RDF-Reifizierung oder RDF-Star spielt meiner Meinung nach eine wichtige Rolle bei Meta-Informationen über ein Triple. Sowohl für die Herkunft als auch für den Moment der Eingabe (Transaction Time), und den Editor einer Information kann RDF-Star eine gute Syntax liefern, ohne die Modellierung des UoD zu belasten.

Mehr Triple durch direkte Modellierung der Reifizierung?

Ein Gegenargument dagegen, ein solches Geschehen in RDF als Individuum darzustellen, ist „wir brauchen dann viel mehr Triple“, was zu einer schlechteren Performance führen kann.

Und für die einfache Darstellung stimmt das auch: wir brauchen mindestens zwei statt einem Triple also 100% mehr Triple. Das ist sehr viel und eine daraus möglicherweise erwachsende Performanceverschlechterung ein Grund, diese an sich korrekte Modellierung zu unterlassen, 

Aber sobald wir mehr Informationen über das Geschehen brauchen, wird der Unterschied zwischen beiden Lösungen immer geringer. Habe ich vier Zusatzinformationen so steht der Unterschied nur noch bei fünf zu sechs Tripeln in der Darstellung, was kaum noch einen entscheidenden Einfluss auf die Performance haben wird.

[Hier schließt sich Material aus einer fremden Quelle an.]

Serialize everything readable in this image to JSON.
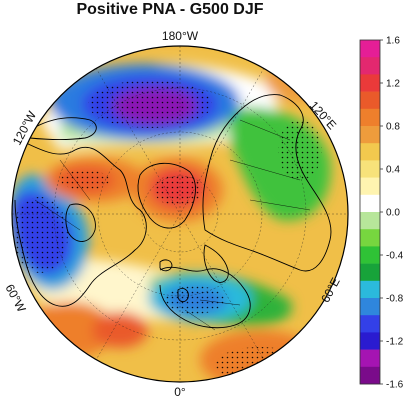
{
  "figure": {
    "title": "Positive PNA - G500 DJF"
  },
  "map": {
    "projection": "north polar stereographic",
    "field": "500 hPa geopotential height anomaly",
    "stippling": "shown",
    "longitude_labels": [
      {
        "id": "lon-180w",
        "text": "180°W"
      },
      {
        "id": "lon-120w",
        "text": "120°W"
      },
      {
        "id": "lon-120e",
        "text": "120°E"
      },
      {
        "id": "lon-60w",
        "text": "60°W"
      },
      {
        "id": "lon-60e",
        "text": "60°E"
      },
      {
        "id": "lon-0",
        "text": "0°"
      }
    ],
    "features": [
      {
        "name": "ridge-north-atlantic-greenland",
        "sign": "positive",
        "peak": 1.4
      },
      {
        "name": "trough-north-pacific",
        "sign": "negative",
        "peak": -1.6
      },
      {
        "name": "ridge-western-north-america",
        "sign": "positive",
        "peak": 1.0
      },
      {
        "name": "trough-eastern-north-america",
        "sign": "negative",
        "peak": -1.4
      },
      {
        "name": "trough-europe",
        "sign": "negative",
        "peak": -1.0
      },
      {
        "name": "trough-siberia",
        "sign": "negative",
        "peak": -0.6
      },
      {
        "name": "ridge-subtropics",
        "sign": "positive",
        "peak": 1.0
      }
    ]
  },
  "colorbar": {
    "min": -1.6,
    "max": 1.6,
    "step": 0.2,
    "tick_labels": [
      "1.6",
      "1.2",
      "0.8",
      "0.4",
      "0.0",
      "-0.4",
      "-0.8",
      "-1.2",
      "-1.6"
    ],
    "colors": [
      "#7a0b8a",
      "#a514b2",
      "#2a1bd0",
      "#3340e8",
      "#2f86dd",
      "#2bbadc",
      "#17a33a",
      "#2fc236",
      "#77d63f",
      "#b7e69a",
      "#ffffff",
      "#fff4b0",
      "#f7e27a",
      "#f2c94e",
      "#ee9c3c",
      "#ee7f2c",
      "#ea5a2a",
      "#ea3a3a",
      "#e3286f",
      "#e51e96"
    ]
  }
}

Dafür kann ich mit korrekter Modellierung den ganzen Vorgang darstellen, denn schließlich ist es keineswegs so, dass nur Brutus auf Caesar eingestochen hat. Es gab schließlich mindestens 20 Caesarmördern, was in dem simplen :Brutus :stabbed :Caesar schlicht nicht darstellbar ist, auch nicht mit RDF-Star.

Gefahren durch Reifizierung

Verben durch Nomen zu ersetzen, wird z.B. im Coaching auch als Nominalisierung bezeichnet, und eher mißtrauisch betrachtet. Wenn jemand sagt, er "hat" Angst, dann verbirgt diese Aussage das Verb und den Agenten: er ängstigt sich. Und die Angewohnheit, dieses sich-ängstigen als Ding zu bezeichnen, es zu reifizieren, kann es schwieriger machen mit dem sich fürchten aufzuhören, denn es gibt ja dieses schlimme "Ding" namens Angst, dass "man" nicht loswird.

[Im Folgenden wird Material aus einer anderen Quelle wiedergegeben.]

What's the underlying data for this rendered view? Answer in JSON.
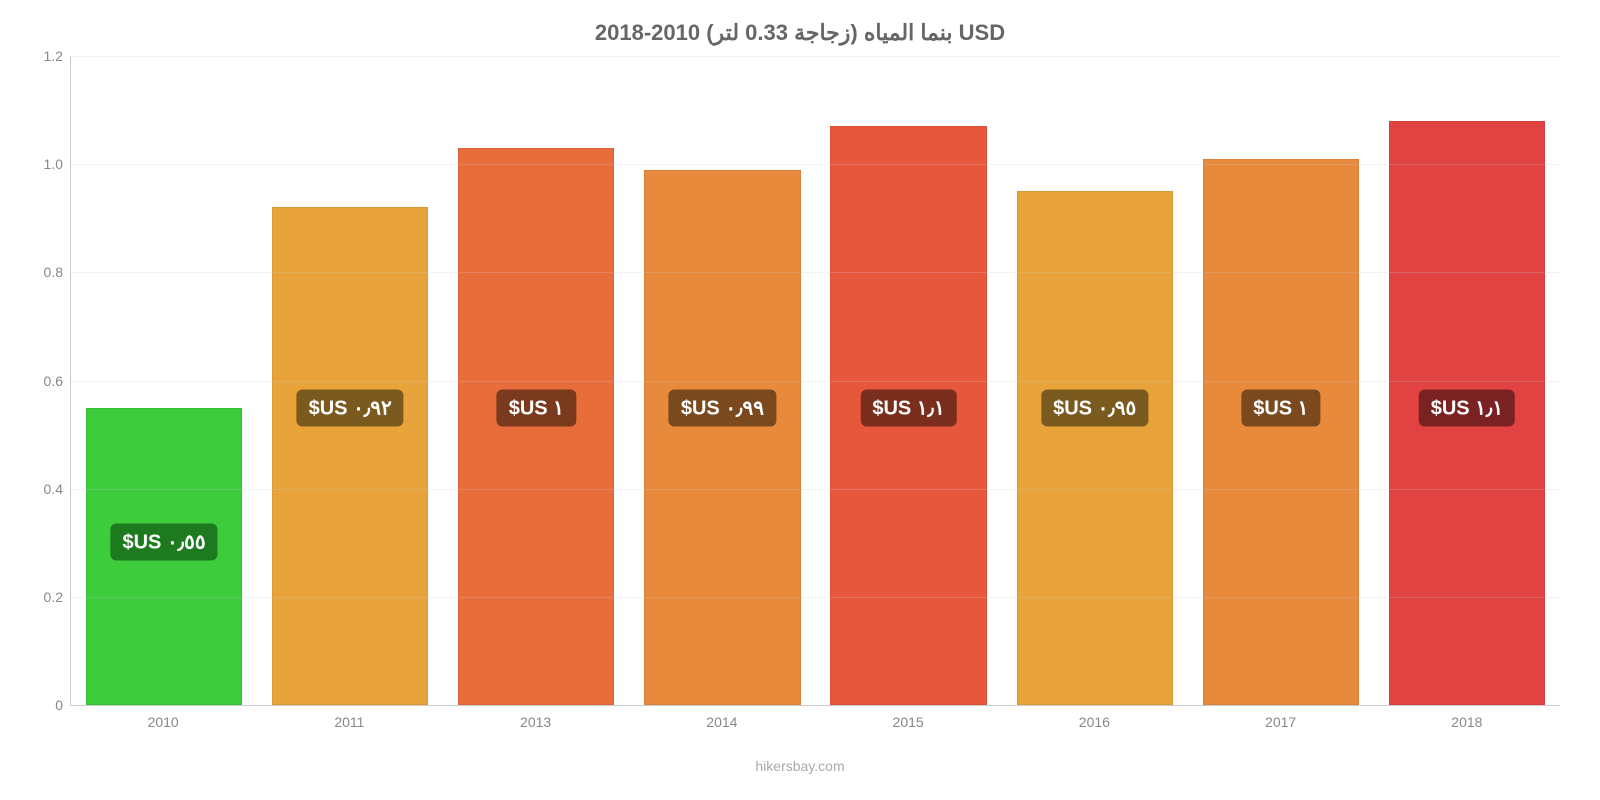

Ein etwas anderes gelagerter Fall ist ein "Verdächtiger", der ja eher ein "Verdächtigter" ist, d.h. in dieser Reifikation des "Verdächtigen" wird die Eigenschaft der Person zugeordnet, die verdächtigt wird, statt der Person, die ihn verdächtigt. So kann "ein Verdacht" an jemand unschuldigem kleben bleiben, weil der - fälschlich - Verdächtigende in der Sprache ausgeblendet wird.

Ein Freund hat mich darauf gebracht, eine Reifizierung als einen Verwaltungsakt zu sehen: ein "Umzug" mag als Ding behandelt werden, als Reifikation von "Herr Maier zieht heute um", aber diesen "Umzug" mit der Realität zu verwechseln kann zu falschen Erwartungen führen. Ich bin selber schon über einen Zeitraum von einem halben Jahr "umgezogen", und Post an eine von meinen Adressen wäre unter Umständen einen Monat lang nicht gelesen worden, und ein Datenbankeintrag "Umzug von X am Y nach Z" kann zu einer falschen Adressierung führen.

Trotzdem halte ich die Ereignissemantik für eine nützliche Art, Vorgänge zu modellieren. Solange man sich im Klaren darüber bleibt (!), dass man immer noch Teile der Realität ausblendet. Verben zu Dingen machen heißt auch, alle Veränderungen zwischen diesen Dingen auszublenden. Ein wenig wie die schlechte Angewohnheit, diskrete, stundenweise erhobene Messpunkte mit einer Linie zu verbinden, und damit zu suggerieren, man wüsste, was in der Zeit dazwischen gemessen worden wäre. Ein Performancemessung jede Minute sagt mir nichts verbirgt unter Umständen die wichtigen Speicherengpässe zwischen diesen Messzeitpunkten.